2009/11/15 Wout Mertens : > I was wondering if HAProxy helps in the following situation: > > - We have a wiki site which is quite slow > - Regular users don't have many problems > - We also get crawled by a search bot, which creates many concurrent > connections, more than the hardware can handle > - Therefore, service is degraded and users usually have their browsers time > out on them > > Given that we can't make the wiki faster, I was thinking that we could solve > this by having a per-source-IP queue, which made sure that a given source IP > cannot have more than e.g. 3 requests active at the same time. Requests > beyond that would get queued. > > Is this possible? Guess so. I move traffic from crawlers to special web backend cause they mostly harvest when I got backup window and slow down everything even more. Add request limit should be also easy. Just check docu. -- Łukasz Jagiełło System Administrator G-Forces Web Management Polska sp. z o.o. (www.gforces.pl) Ul. Kruczkowskiego 12, 80-288 Gdańsk Spółka wpisana do KRS pod nr 246596 decyzją Sądu Rejonowego Gdańsk-Północ
Re: Preventing bots from starving other users?
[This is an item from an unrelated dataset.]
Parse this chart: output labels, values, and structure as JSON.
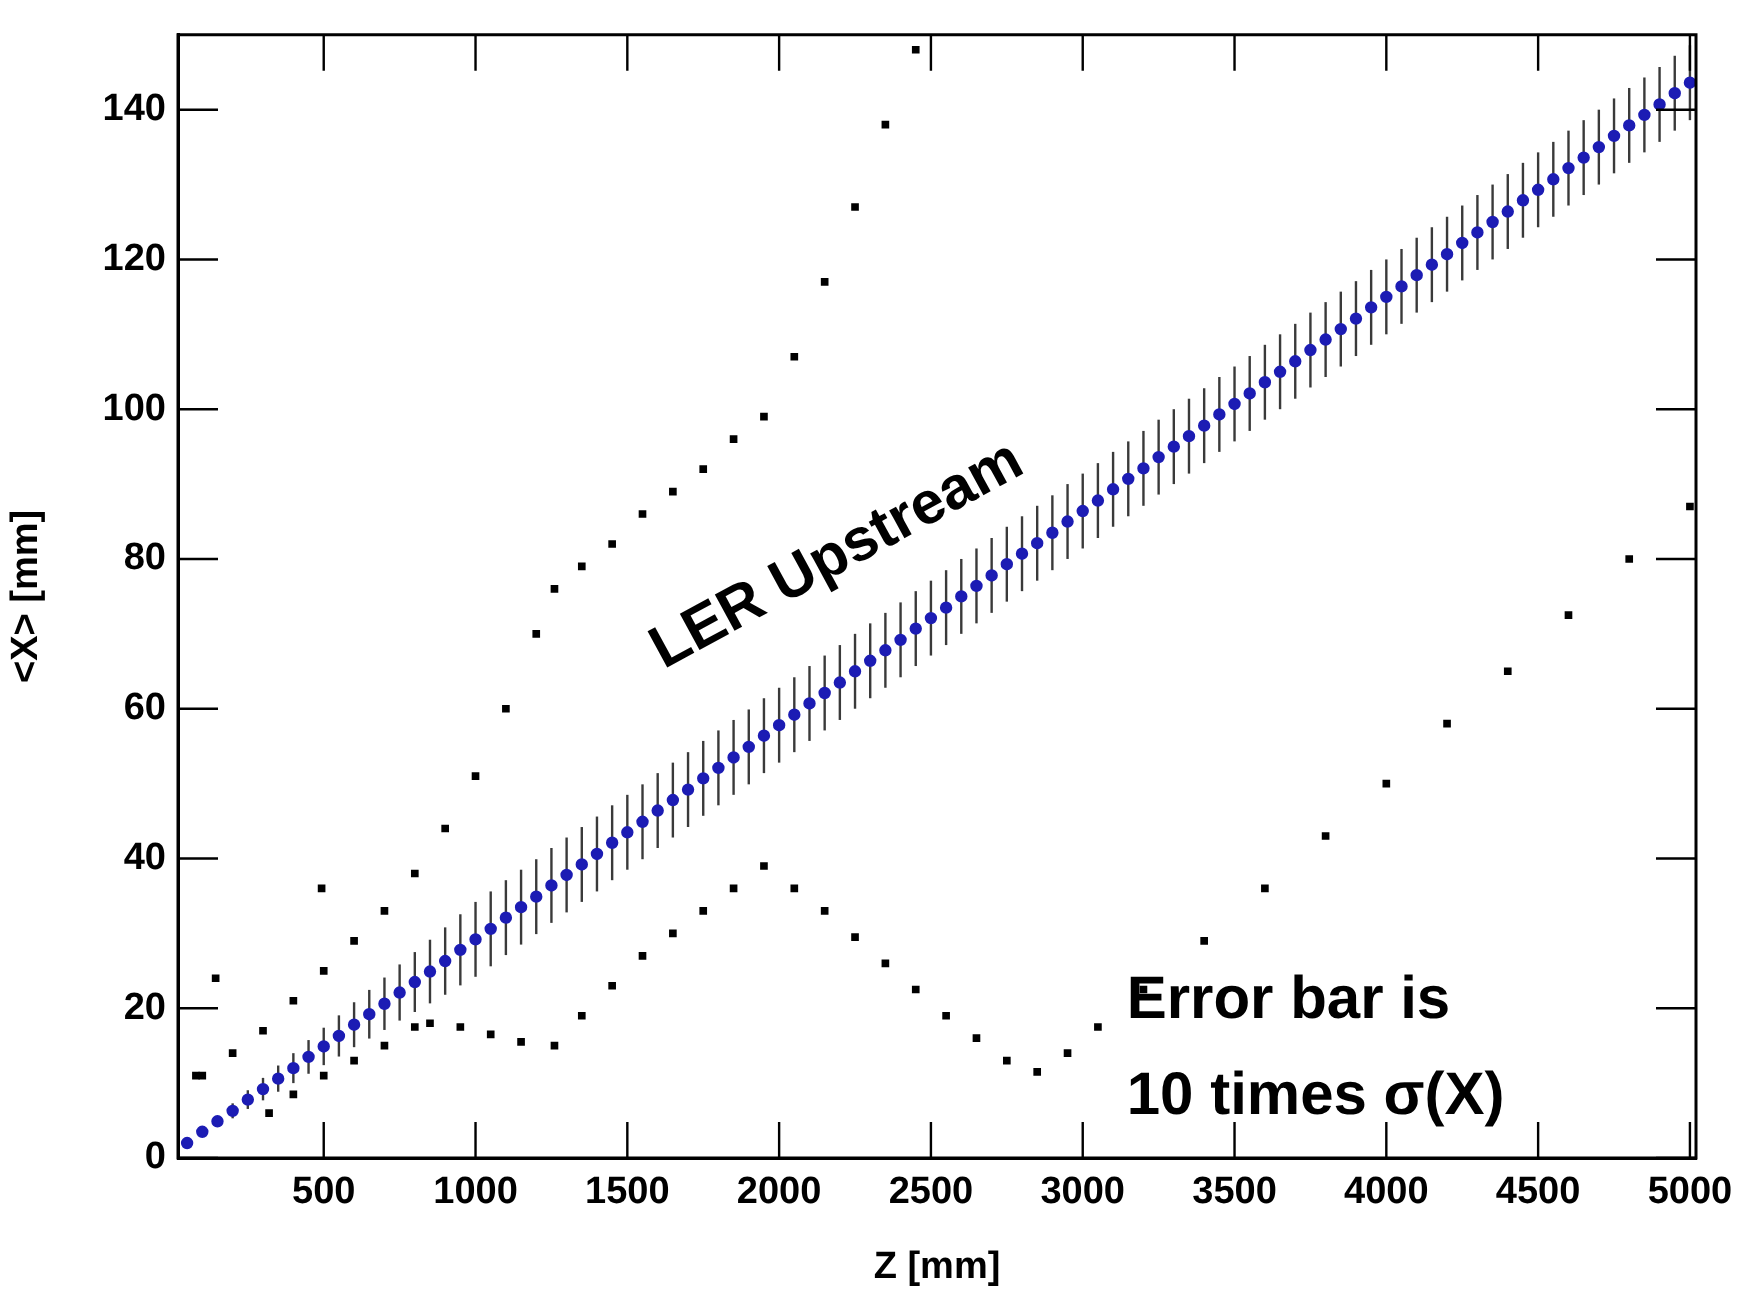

On Son 15.11.2009 15:57, Wout Mertens wrote: Hi there, I was wondering if HAProxy helps in the following situation: - We have a wiki site which is quite slow - Regular users don't have many problems - We also get crawled by a search bot, which creates many concurrent connections, more than the hardware can handle - Therefore, service is degraded and users usually have their browsers time out on them Given that we can't make the wiki faster, I was thinking that we could solve this by having a per-source-IP queue, which made sure that a given source IP cannot have more than e.g. 3 requests active at the same time. Requests beyond that would get queued. Is this possible? Maybe with http://haproxy.1wt.eu/download/1.3/doc/configuration.txt src fe_sess_rate In the acl section. Maybe you get some ideas from this http://haproxy.1wt.eu/download/1.3/doc/haproxy-en.txt 5) Access lists Hth Aleks
RE: Preventing bots from starving other users?
I would probably do that sort of throttling at the OS level with iptables, etc... That said, before that I would investigate why the wiki is so slow... Something probably isn't configured right if it chokes with only a few simultaneous accesses. I mean, unless it's embedded server with under 32MB of RAM, the hardware should be able to handle that... > -Original Message- > From: Wout Mertens [mailto:wout.mert...@gmail.com] > Sent: Sunday, November 15, 2009 9:57 AM > To: haproxy@formilux.org > Subject: Preventing bots from starving other users? > > Hi there, > > I was wondering if HAProxy helps in the following situation: > > - We have a wiki site which is quite slow > - Regular users don't have many problems > - We also get crawled by a search bot, which creates many concurrent > connections, more than the hardware can handle > - Therefore, service is degraded and users usually have their browsers > time out on them > > Given that we can't make the wiki faster, I was thinking that we could > solve this by having a per-source-IP queue, which made sure that a > given source IP cannot have more than e.g. 3 requests active at the > same time. Requests beyond that would get queued. > > > Is this possible? > > Thanks, > > Wout. > > No virus found in this incoming message. > Checked by AVG - www.avg.com > Version: 8.5.425 / Virus Database: 270.14.60/2495 - Release Date: > 11/15/09 07:50:00
Preventing bots from starving other users?
Hi there, I was wondering if HAProxy helps in the following situation: - We have a wiki site which is quite slow - Regular users don't have many problems - We also get crawled by a search bot, which creates many concurrent connections, more than the hardware can handle - Therefore, service is degraded and users usually have their browsers time out on them Given that we can't make the wiki faster, I was thinking that we could solve this by having a per-source-IP queue, which made sure that a given source IP cannot have more than e.g. 3 requests active at the same time. Requests beyond that would get queued. Is this possible? Thanks, Wout.